Which is all really strange, because I realized that my whole perception of the world was binary. Or at least in boxes with clear beginnings, middles, and ends. It’s funny, I spent so much of college wishing I was more engineering like (because honestly, I was terrible at it) and now I realize that I am plenty engineering like. It helps when you’re trying to dissect business problems, or problems in general- because yes, you need to define boundaries, figure out the problem, and architect a solution, but for your actual life, this philosophy, when taken to the extreme, is more detrimental than not. I think.
Being in London, I realize that I want to come back here for extended periods of time. Being in India, I realize I want to be there too. And being in the US, I realize I want to spend time there as well. Maybe if I visit Paris, I’ll feel that way too, who knows (I have this weird obsession with Paris, and the more people tell me how horrid and dirty it is, the more I really want to go- yes I’m just weird like that). And I was thinking to myself, jesus, how am I supposed to pick where I live or what I’m supposed to be in life, or who I spend the rest of my life with, or anything important like that? And then I just asked myself- why? Why does it have to be this or that? Why does it have to fit this mould that I have seen others follow? Because so much of my life has been so unconventional anyway, why would I be under the assumption that I’d have to pick doing this OR that?
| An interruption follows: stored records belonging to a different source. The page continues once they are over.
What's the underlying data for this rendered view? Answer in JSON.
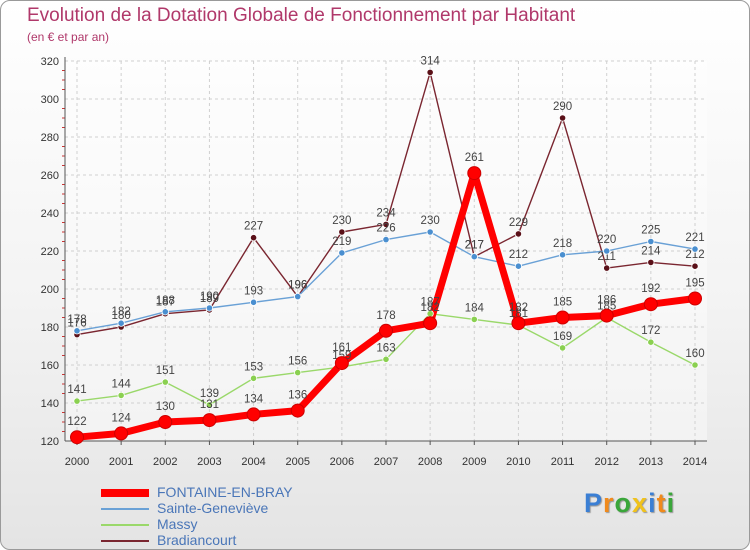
{
  "chart_data": {
    "type": "line",
    "title": "Evolution de la Dotation Globale de Fonctionnement par Habitant",
    "subtitle": "(en € et par an)",
    "xlabel": "",
    "ylabel": "",
    "x": [
      "2000",
      "2001",
      "2002",
      "2003",
      "2004",
      "2005",
      "2006",
      "2007",
      "2008",
      "2009",
      "2010",
      "2011",
      "2012",
      "2013",
      "2014"
    ],
    "ylim": [
      120,
      320
    ],
    "yticks": [
      120,
      140,
      160,
      180,
      200,
      220,
      240,
      260,
      280,
      300,
      320
    ],
    "grid": true,
    "series": [
      {
        "name": "FONTAINE-EN-BRAY",
        "color": "#ff0000",
        "values": [
          122,
          124,
          130,
          131,
          134,
          136,
          161,
          178,
          182,
          261,
          182,
          185,
          186,
          192,
          195
        ]
      },
      {
        "name": "Sainte-Geneviève",
        "color": "#6aa1d6",
        "values": [
          178,
          182,
          188,
          190,
          193,
          196,
          219,
          226,
          230,
          217,
          212,
          218,
          220,
          225,
          221
        ]
      },
      {
        "name": "Massy",
        "color": "#9ad86a",
        "values": [
          141,
          144,
          151,
          139,
          153,
          156,
          159,
          163,
          187,
          184,
          181,
          169,
          185,
          172,
          160
        ]
      },
      {
        "name": "Bradiancourt",
        "color": "#7a2630",
        "values": [
          176,
          180,
          187,
          189,
          227,
          196,
          230,
          234,
          314,
          217,
          229,
          290,
          211,
          214,
          212
        ]
      }
    ]
  },
  "logo": {
    "letters": [
      "P",
      "r",
      "o",
      "x",
      "i",
      "t",
      "i"
    ],
    "colors": [
      "#3b7fd4",
      "#f08a1c",
      "#3aa63a",
      "#f0c21c",
      "#3b7fd4",
      "#f08a1c",
      "#3aa63a"
    ]
  }
}
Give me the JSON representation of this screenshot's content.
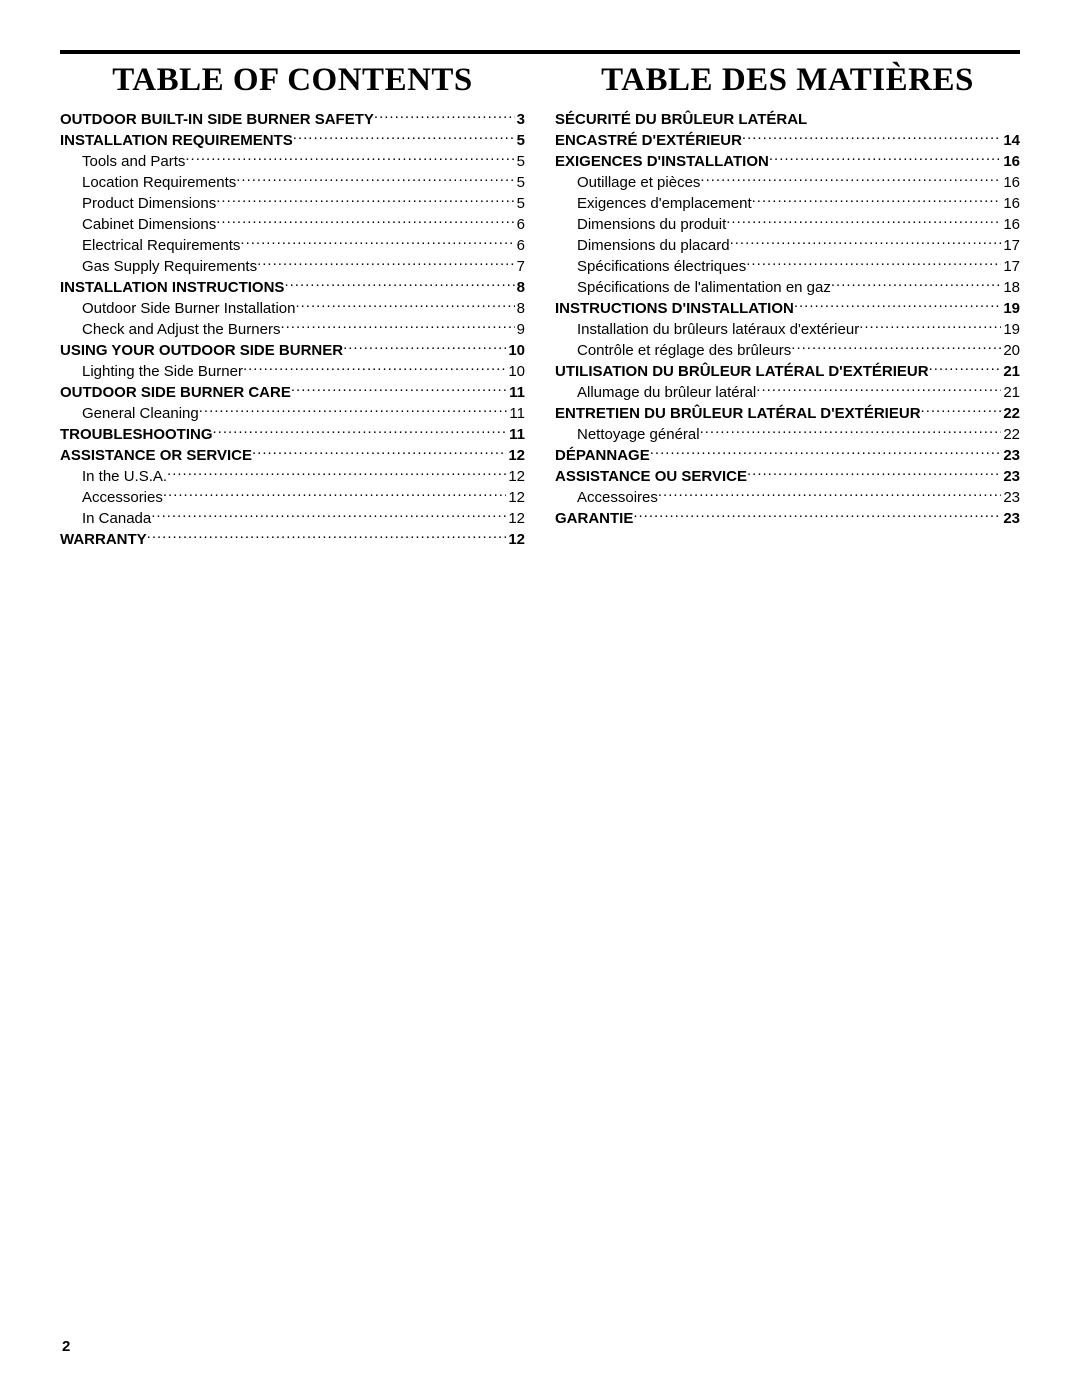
{
  "page_number": "2",
  "columns": [
    {
      "title": "TABLE OF CONTENTS",
      "entries": [
        {
          "label": "OUTDOOR BUILT-IN SIDE BURNER SAFETY",
          "page": "3",
          "bold": true,
          "sub": false
        },
        {
          "label": "INSTALLATION REQUIREMENTS",
          "page": "5",
          "bold": true,
          "sub": false
        },
        {
          "label": "Tools and Parts",
          "page": "5",
          "bold": false,
          "sub": true
        },
        {
          "label": "Location Requirements",
          "page": "5",
          "bold": false,
          "sub": true
        },
        {
          "label": "Product Dimensions",
          "page": "5",
          "bold": false,
          "sub": true
        },
        {
          "label": "Cabinet Dimensions",
          "page": "6",
          "bold": false,
          "sub": true
        },
        {
          "label": "Electrical Requirements",
          "page": "6",
          "bold": false,
          "sub": true
        },
        {
          "label": "Gas Supply Requirements",
          "page": "7",
          "bold": false,
          "sub": true
        },
        {
          "label": "INSTALLATION INSTRUCTIONS",
          "page": "8",
          "bold": true,
          "sub": false
        },
        {
          "label": "Outdoor Side Burner Installation",
          "page": "8",
          "bold": false,
          "sub": true
        },
        {
          "label": "Check and Adjust the Burners",
          "page": "9",
          "bold": false,
          "sub": true
        },
        {
          "label": "USING YOUR OUTDOOR SIDE BURNER",
          "page": "10",
          "bold": true,
          "sub": false
        },
        {
          "label": "Lighting the Side Burner",
          "page": "10",
          "bold": false,
          "sub": true
        },
        {
          "label": "OUTDOOR SIDE BURNER CARE",
          "page": "11",
          "bold": true,
          "sub": false
        },
        {
          "label": "General Cleaning",
          "page": "11",
          "bold": false,
          "sub": true
        },
        {
          "label": "TROUBLESHOOTING",
          "page": "11",
          "bold": true,
          "sub": false
        },
        {
          "label": "ASSISTANCE OR SERVICE",
          "page": "12",
          "bold": true,
          "sub": false
        },
        {
          "label": "In the U.S.A.",
          "page": "12",
          "bold": false,
          "sub": true
        },
        {
          "label": "Accessories",
          "page": "12",
          "bold": false,
          "sub": true
        },
        {
          "label": "In Canada",
          "page": "12",
          "bold": false,
          "sub": true
        },
        {
          "label": "WARRANTY",
          "page": "12",
          "bold": true,
          "sub": false
        }
      ]
    },
    {
      "title": "TABLE DES MATIÈRES",
      "entries": [
        {
          "label": "SÉCURITÉ DU BRÛLEUR LATÉRAL",
          "page": "",
          "bold": true,
          "sub": false,
          "nodots": true
        },
        {
          "label": "ENCASTRÉ D'EXTÉRIEUR",
          "page": "14",
          "bold": true,
          "sub": false
        },
        {
          "label": "EXIGENCES D'INSTALLATION",
          "page": "16",
          "bold": true,
          "sub": false
        },
        {
          "label": "Outillage et pièces",
          "page": "16",
          "bold": false,
          "sub": true
        },
        {
          "label": "Exigences d'emplacement",
          "page": "16",
          "bold": false,
          "sub": true
        },
        {
          "label": "Dimensions du produit",
          "page": "16",
          "bold": false,
          "sub": true
        },
        {
          "label": "Dimensions du placard",
          "page": "17",
          "bold": false,
          "sub": true
        },
        {
          "label": "Spécifications électriques",
          "page": "17",
          "bold": false,
          "sub": true
        },
        {
          "label": "Spécifications de l'alimentation en gaz",
          "page": "18",
          "bold": false,
          "sub": true
        },
        {
          "label": "INSTRUCTIONS D'INSTALLATION",
          "page": "19",
          "bold": true,
          "sub": false
        },
        {
          "label": "Installation du brûleurs latéraux d'extérieur",
          "page": "19",
          "bold": false,
          "sub": true
        },
        {
          "label": "Contrôle et réglage des brûleurs",
          "page": "20",
          "bold": false,
          "sub": true
        },
        {
          "label": "UTILISATION DU BRÛLEUR LATÉRAL D'EXTÉRIEUR",
          "page": "21",
          "bold": true,
          "sub": false
        },
        {
          "label": "Allumage du brûleur latéral",
          "page": "21",
          "bold": false,
          "sub": true
        },
        {
          "label": "ENTRETIEN DU BRÛLEUR LATÉRAL D'EXTÉRIEUR",
          "page": "22",
          "bold": true,
          "sub": false
        },
        {
          "label": "Nettoyage général",
          "page": "22",
          "bold": false,
          "sub": true
        },
        {
          "label": "DÉPANNAGE",
          "page": "23",
          "bold": true,
          "sub": false
        },
        {
          "label": "ASSISTANCE OU SERVICE",
          "page": "23",
          "bold": true,
          "sub": false
        },
        {
          "label": "Accessoires",
          "page": "23",
          "bold": false,
          "sub": true
        },
        {
          "label": "GARANTIE",
          "page": "23",
          "bold": true,
          "sub": false
        }
      ]
    }
  ]
}
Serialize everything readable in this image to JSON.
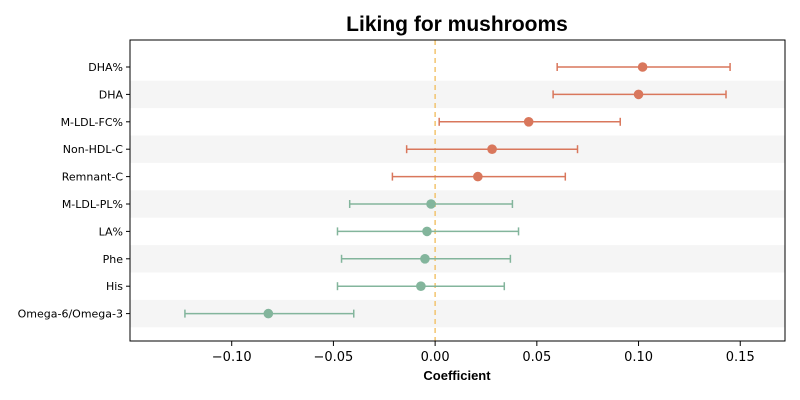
{
  "chart_data": {
    "type": "forest",
    "title": "Liking for mushrooms",
    "xlabel": "Coefficient",
    "ylabel": "",
    "xlim": [
      -0.15,
      0.172
    ],
    "xticks": [
      -0.1,
      -0.05,
      0.0,
      0.05,
      0.1,
      0.15
    ],
    "xtick_labels": [
      "−0.10",
      "−0.05",
      "0.00",
      "0.05",
      "0.10",
      "0.15"
    ],
    "reference_line": 0.0,
    "alternating_row_shading": true,
    "colors": {
      "positive": "#d9775c",
      "negative": "#83b59c",
      "reference": "#f2c46f",
      "band": "#f5f5f5"
    },
    "rows": [
      {
        "label": "DHA%",
        "estimate": 0.102,
        "lower": 0.06,
        "upper": 0.145
      },
      {
        "label": "DHA",
        "estimate": 0.1,
        "lower": 0.058,
        "upper": 0.143
      },
      {
        "label": "M-LDL-FC%",
        "estimate": 0.046,
        "lower": 0.002,
        "upper": 0.091
      },
      {
        "label": "Non-HDL-C",
        "estimate": 0.028,
        "lower": -0.014,
        "upper": 0.07
      },
      {
        "label": "Remnant-C",
        "estimate": 0.021,
        "lower": -0.021,
        "upper": 0.064
      },
      {
        "label": "M-LDL-PL%",
        "estimate": -0.002,
        "lower": -0.042,
        "upper": 0.038
      },
      {
        "label": "LA%",
        "estimate": -0.004,
        "lower": -0.048,
        "upper": 0.041
      },
      {
        "label": "Phe",
        "estimate": -0.005,
        "lower": -0.046,
        "upper": 0.037
      },
      {
        "label": "His",
        "estimate": -0.007,
        "lower": -0.048,
        "upper": 0.034
      },
      {
        "label": "Omega-6/Omega-3",
        "estimate": -0.082,
        "lower": -0.123,
        "upper": -0.04
      }
    ]
  }
}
Yes, I understand the reality that we only have 24 hours in the day, and our life is finite, and we will be unhappy if we try to do to many things and don’t do it well, but at the same time, there is so much between THIS and THAT, I think it’s really worth exploring the in betweens. Really exploring that empty space between here and there. Because I think that space is incredibly vast, way bigger than we think.
I’ve never had a problem coloring out of the lines, but the problem was that there was a box and I was always aware that there was a box I was not coloring in. So I always thought of my life in terms of how badly out of the lines I was coloring. It was always measured by this finite thing.
But maybe that’s the wrong way of looking at it. What if you get rid of the idea of lines and boxes, and just think of coloring, not in relation to anything in particular, but just for the sake of coloring, wherever you feel like coloring. Mostly because it feels like the right thing to do.
Which pretty much means you won’t know what your picture will look like beforehand, which is pretty scary, I must admit, but it’s probably a better way of living. And chances are, you’ll turn out with a way better painting.